Semi-Synthesis of Flavonoid Glycosides and Their Anti-Inflammatory and Antitumor Activities towards Triple Negative Breast Cancer.

Flavonoid glycosides are known to possess diverse bioactivities including antitumor and anti-inflammatory properties. Hesperetin is abundant in nature and can be used to synthesize bioactive flavonoids. This has the advantages of low cost, short synthetic steps, simple operation, and good yields. In this study, we aimed to synthesize bioactive flavonoids and flavonoid glycosides from hesperetin and evaluate the antitumor and anti-inflammatory activities of these compounds. A series of flavonoids and their derivatives were synthesized by methoxylation, oxidative dehydrogenation, benzylation, debenzylation, and deacetylation as well as using a modified peroxyacetone method and a glycoside condensation reaction. Their anti-inflammatory activities were evaluated for their inhibitory effects on nitric oxide (NO), tumor necrosis factor (TNF-α), and interleukin-6 (IL-6) production in LPS-induced RAW264.7 mouse macrophages. Their structures were characterized by HRMS, 1 H-NMR, and 13 C-NMR, and their cytotoxicity on the human triple-negative breast cancer cell (TNBC) line, SUM 149, was tested by using the MST assay. Most of the compounds markedly reduced NO production in LPS-stimulated murine macrophages at the tested concentrations in a dose-dependent manner. Among these, compounds 1, 7, 9, and 17 showed significant anti-inflammatory activities against NO production in LPS-induced RAW264.7 mouse macrophages. In addition, they could also reduce the release of TNF-α and IL-6 in a concentration-dependent manner. Most of the tested compounds showed remarkable anti-human TNBC activities.
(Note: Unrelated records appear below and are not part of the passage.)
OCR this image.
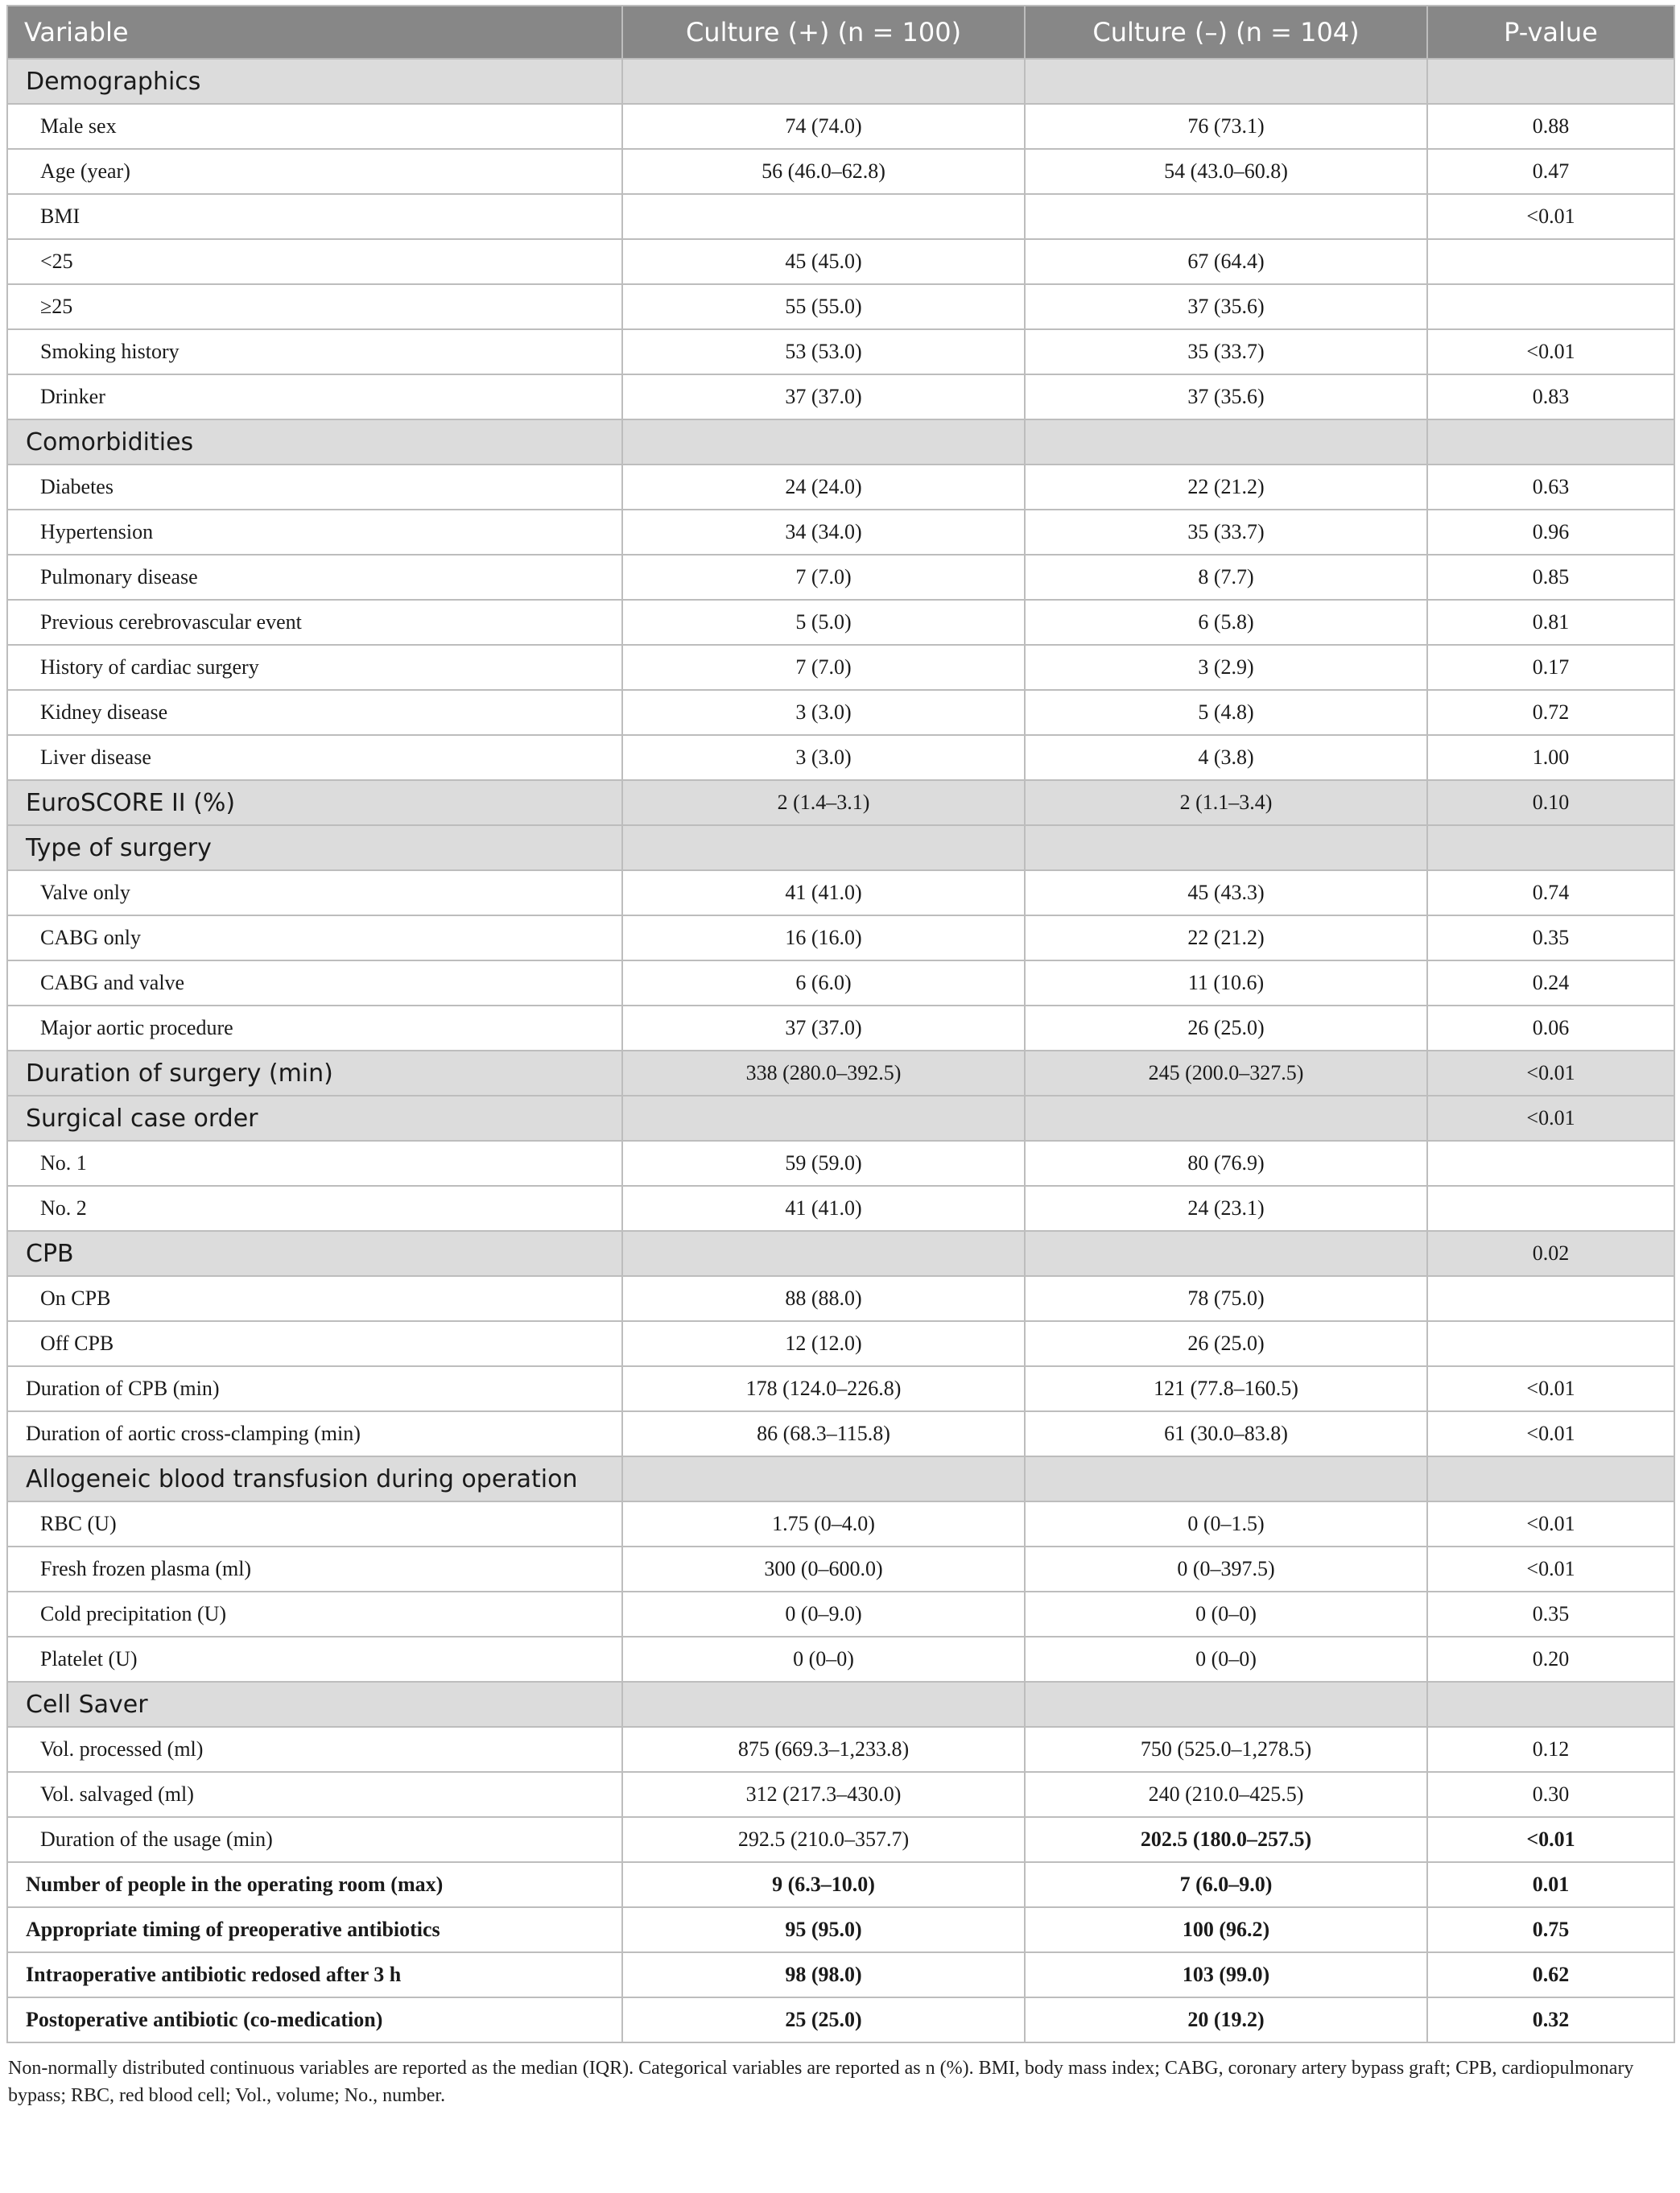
Variable	Culture (+) (n = 100)	Culture (–) (n = 104)	P-value
Demographics			
Male sex	74 (74.0)	76 (73.1)	0.88
Age (year)	56 (46.0–62.8)	54 (43.0–60.8)	0.47
BMI			<0.01
<25	45 (45.0)	67 (64.4)	
≥25	55 (55.0)	37 (35.6)	
Smoking history	53 (53.0)	35 (33.7)	<0.01
Drinker	37 (37.0)	37 (35.6)	0.83
Comorbidities			
Diabetes	24 (24.0)	22 (21.2)	0.63
Hypertension	34 (34.0)	35 (33.7)	0.96
Pulmonary disease	7 (7.0)	8 (7.7)	0.85
Previous cerebrovascular event	5 (5.0)	6 (5.8)	0.81
History of cardiac surgery	7 (7.0)	3 (2.9)	0.17
Kidney disease	3 (3.0)	5 (4.8)	0.72
Liver disease	3 (3.0)	4 (3.8)	1.00
EuroSCORE II (%)	2 (1.4–3.1)	2 (1.1–3.4)	0.10
Type of surgery			
Valve only	41 (41.0)	45 (43.3)	0.74
CABG only	16 (16.0)	22 (21.2)	0.35
CABG and valve	6 (6.0)	11 (10.6)	0.24
Major aortic procedure	37 (37.0)	26 (25.0)	0.06
Duration of surgery (min)	338 (280.0–392.5)	245 (200.0–327.5)	<0.01
Surgical case order			<0.01
No. 1	59 (59.0)	80 (76.9)	
No. 2	41 (41.0)	24 (23.1)	
CPB			0.02
On CPB	88 (88.0)	78 (75.0)	
Off CPB	12 (12.0)	26 (25.0)	
Duration of CPB (min)	178 (124.0–226.8)	121 (77.8–160.5)	<0.01
Duration of aortic cross-clamping (min)	86 (68.3–115.8)	61 (30.0–83.8)	<0.01
Allogeneic blood transfusion during operation			
RBC (U)	1.75 (0–4.0)	0 (0–1.5)	<0.01
Fresh frozen plasma (ml)	300 (0–600.0)	0 (0–397.5)	<0.01
Cold precipitation (U)	0 (0–9.0)	0 (0–0)	0.35
Platelet (U)	0 (0–0)	0 (0–0)	0.20
Cell Saver			
Vol. processed (ml)	875 (669.3–1,233.8)	750 (525.0–1,278.5)	0.12
Vol. salvaged (ml)	312 (217.3–430.0)	240 (210.0–425.5)	0.30
Duration of the usage (min)	292.5 (210.0–357.7)	202.5 (180.0–257.5)	<0.01
Number of people in the operating room (max)	9 (6.3–10.0)	7 (6.0–9.0)	0.01
Appropriate timing of preoperative antibiotics	95 (95.0)	100 (96.2)	0.75
Intraoperative antibiotic redosed after 3 h	98 (98.0)	103 (99.0)	0.62
Postoperative antibiotic (co-medication)	25 (25.0)	20 (19.2)	0.32
Non-normally distributed continuous variables are reported as the median (IQR). Categorical variables are reported as n (%). BMI, body mass index; CABG, coronary artery bypass graft; CPB, cardiopulmonary bypass; RBC, red blood cell; Vol., volume; No., number.
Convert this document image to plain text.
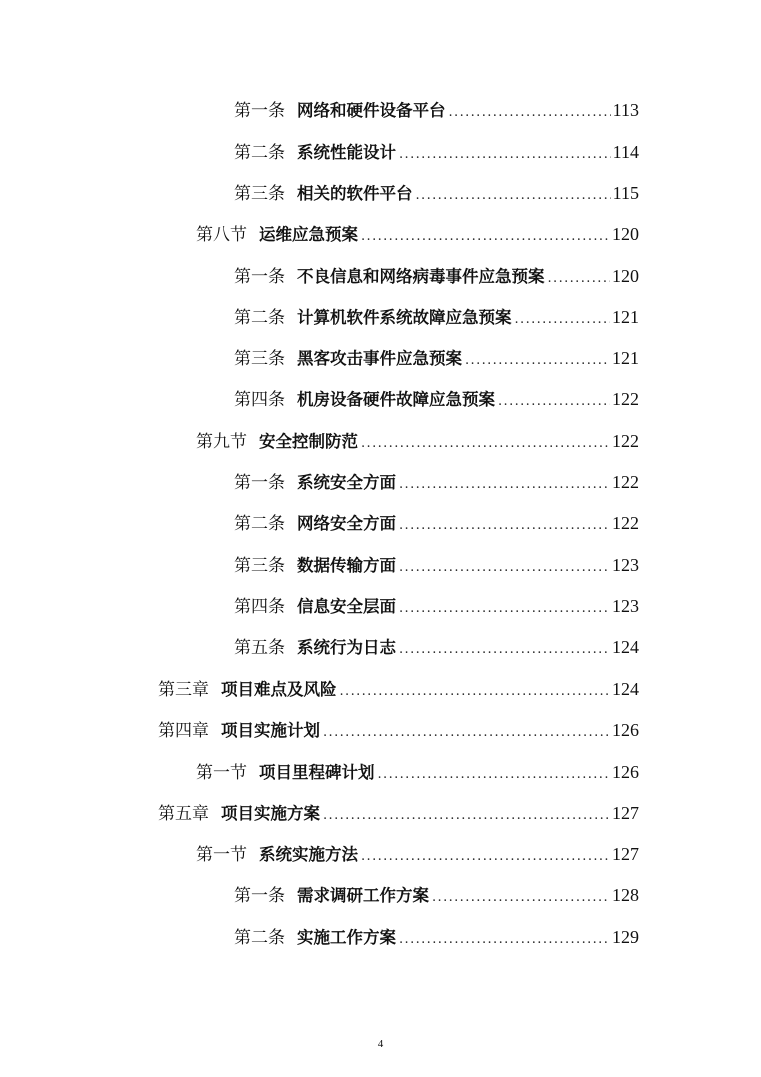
第一条 网络和硬件设备平台 .....	113
第二条 系统性能设计 .....	114
第三条 相关的软件平台 .....	115
第八节 运维应急预案 .....	120
第一条 不良信息和网络病毒事件应急预案 .....	120
第二条 计算机软件系统故障应急预案 .....	121
第三条 黑客攻击事件应急预案 .....	121
第四条 机房设备硬件故障应急预案 .....	122
第九节 安全控制防范 .....	122
第一条 系统安全方面 .....	122
第二条 网络安全方面 .....	122
第三条 数据传输方面 .....	123
第四条 信息安全层面 .....	123
第五条 系统行为日志 .....	124
第三章 项目难点及风险 .....	124
第四章 项目实施计划 .....	126
第一节 项目里程碑计划 .....	126
第五章 项目实施方案 .....	127
第一节 系统实施方法 .....	127
第一条 需求调研工作方案 .....	128
第二条 实施工作方案 .....	129
4
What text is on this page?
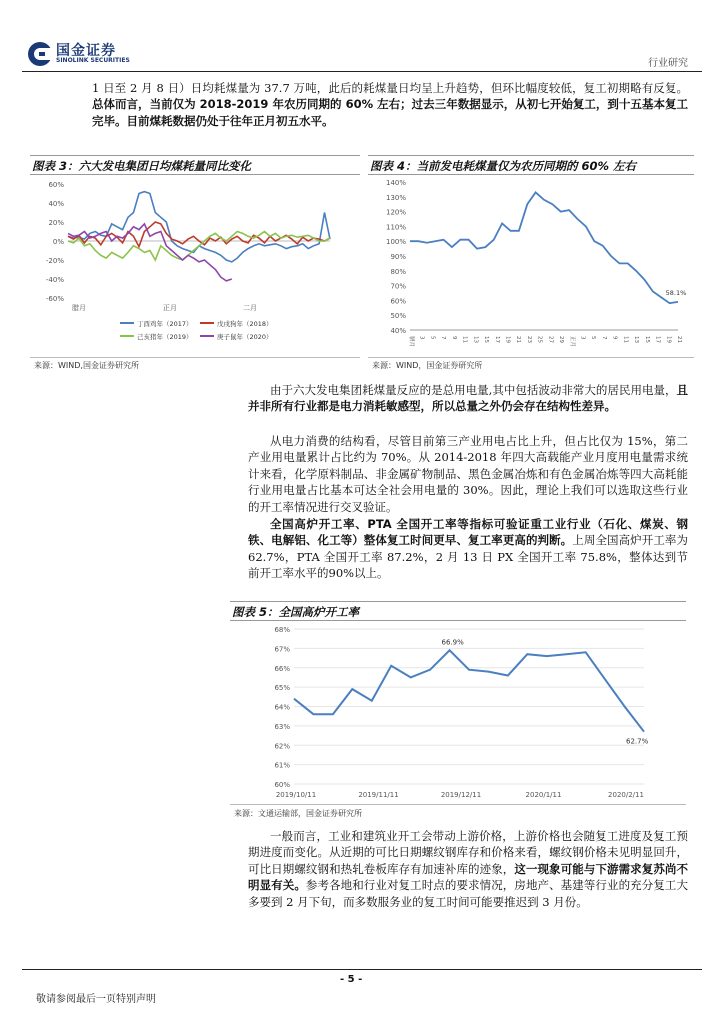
国金证券
SINOLINK SECURITIES	行业研究
1 日至 2 月 8 日）日均耗煤量为 37.7 万吨，此后的耗煤量日均呈上升趋势，但环比幅度较低，复工初期略有反复。总体而言，当前仅为 2018-2019 年农历同期的 60% 左右；过去三年数据显示，从初七开始复工，到十五基本复工完毕。目前煤耗数据仍处于往年正月初五水平。
图表 3：六大发电集团日均煤耗量同比变化
60%
40%
20%
0%
-20%
-40%
-60%
腊月	正月	二月
丁酉鸡年（2017）	戊戌狗年（2018）
己亥猪年（2019）	庚子鼠年（2020）
来源：WIND,国金证券研究所
图表 4：当前发电耗煤量仅为农历同期的 60% 左右
140%
130%
120%
110%
100%
90%
80%
70%
60%
50%
40%
腊月 3 5 7 9 11 13 15 17 19 21 23 25 27 29 正月 3 5 7 9 11 13 15 17 19 21
58.1%
来源：WIND，国金证券研究所
由于六大发电集团耗煤量反应的是总用电量,其中包括波动非常大的居民用电量，且并非所有行业都是电力消耗敏感型，所以总量之外仍会存在结构性差异。
从电力消费的结构看，尽管目前第三产业用电占比上升，但占比仅为 15%，第二产业用电量累计占比约为 70%。从 2014-2018 年四大高载能产业月度用电量需求统计来看，化学原料制品、非金属矿物制品、黑色金属冶炼和有色金属冶炼等四大高耗能行业用电量占比基本可达全社会用电量的 30%。因此，理论上我们可以选取这些行业的开工率情况进行交叉验证。
全国高炉开工率、PTA 全国开工率等指标可验证重工业行业（石化、煤炭、钢铁、电解铝、化工等）整体复工时间更早、复工率更高的判断。上周全国高炉开工率为 62.7%，PTA 全国开工率 87.2%，2 月 13 日 PX 全国开工率 75.8%，整体达到节前开工率水平的90%以上。
图表 5：全国高炉开工率
68%
67%
66%
65%
64%
63%
62%
61%
60%
2019/10/11	2019/11/11	2019/12/11	2020/1/11	2020/2/11
66.9%
62.7%
来源：文通运输部，国金证券研究所
一般而言，工业和建筑业开工会带动上游价格，上游价格也会随复工进度及复工预期进度而变化。从近期的可比日期螺纹钢库存和价格来看，螺纹钢价格未见明显回升，可比日期螺纹钢和热轧卷板库存有加速补库的迹象，这一现象可能与下游需求复苏尚不明显有关。参考各地和行业对复工时点的要求情况，房地产、基建等行业的充分复工大多要到 2 月下旬，而多数服务业的复工时间可能要推迟到 3 月份。
- 5 -
敬请参阅最后一页特别声明
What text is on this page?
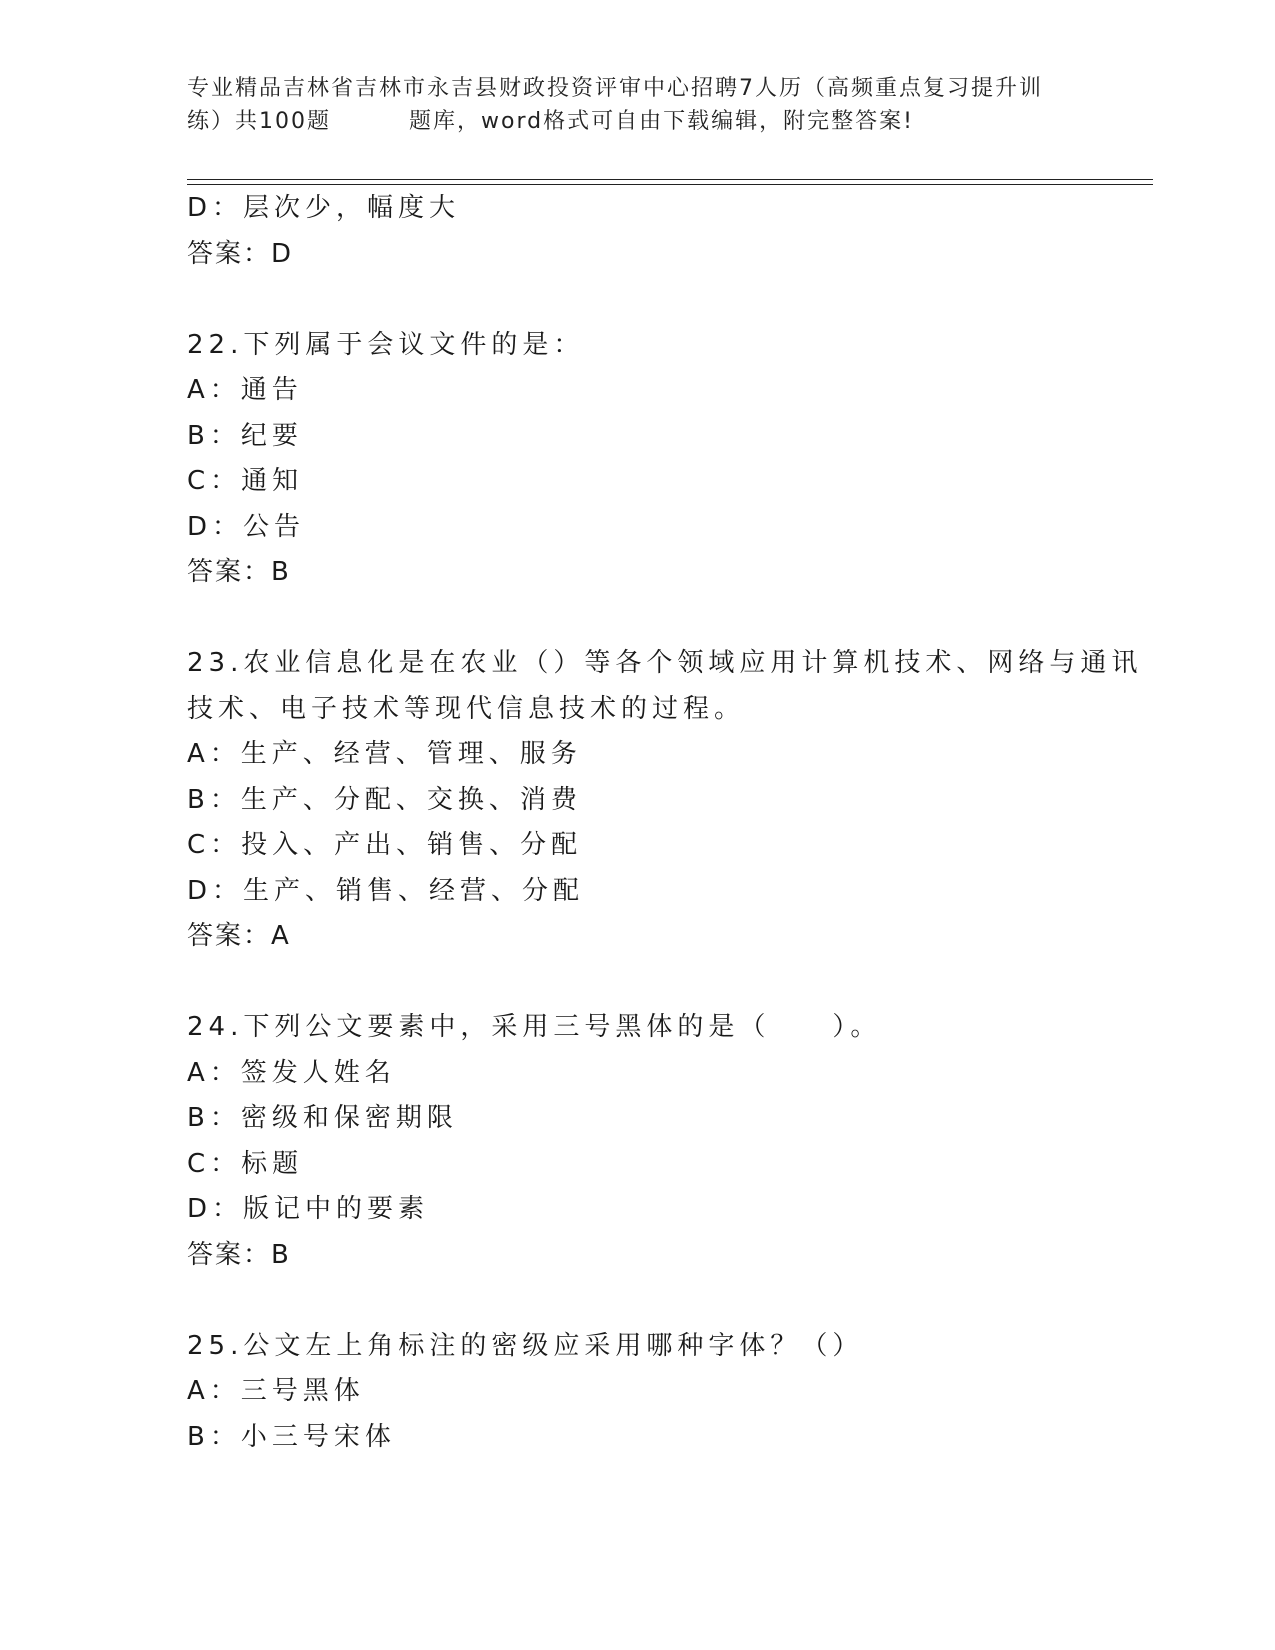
专业精品吉林省吉林市永吉县财政投资评审中心招聘7人历（高频重点复习提升训
练）共100题	题库，word格式可自由下载编辑，附完整答案!
D：层次少，幅度大
答案：D
22.下列属于会议文件的是：
A：通告
B：纪要
C：通知
D：公告
答案：B
23.农业信息化是在农业（）等各个领域应用计算机技术、网络与通讯
技术、电子技术等现代信息技术的过程。
A：生产、经营、管理、服务
B：生产、分配、交换、消费
C：投入、产出、销售、分配
D：生产、销售、经营、分配
答案：A
24.下列公文要素中，采用三号黑体的是（　　）。
A：签发人姓名
B：密级和保密期限
C：标题
D：版记中的要素
答案：B
25.公文左上角标注的密级应采用哪种字体？（）
A：三号黑体
B：小三号宋体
Compounds 1b-1m, 1, and 3 showed a certain degree of growth inhibition effect on the human TNBC cell lines and their IC50 values were all below 16.61 μM. In addition, compound 1l was the most cytotoxic with IC50 values of 1.38±0.31 μM, while the other compounds were inactive with inhibition rates <50 % at the highest concentration tested (20 μM). A novel series of flavonoids were synthesized from the natural flavonoid, hesperetin, including 17 new compounds. Screening tests indicated that most of these compounds reduced NO production in LPS-stimulated murine macrophages at concentrations of 15 to 60 μM, and the inhibition generally increased in a dose-dependent manner. Some compounds showed different degrees of cytotoxicity on the human TBNC cell lines, SUM 149.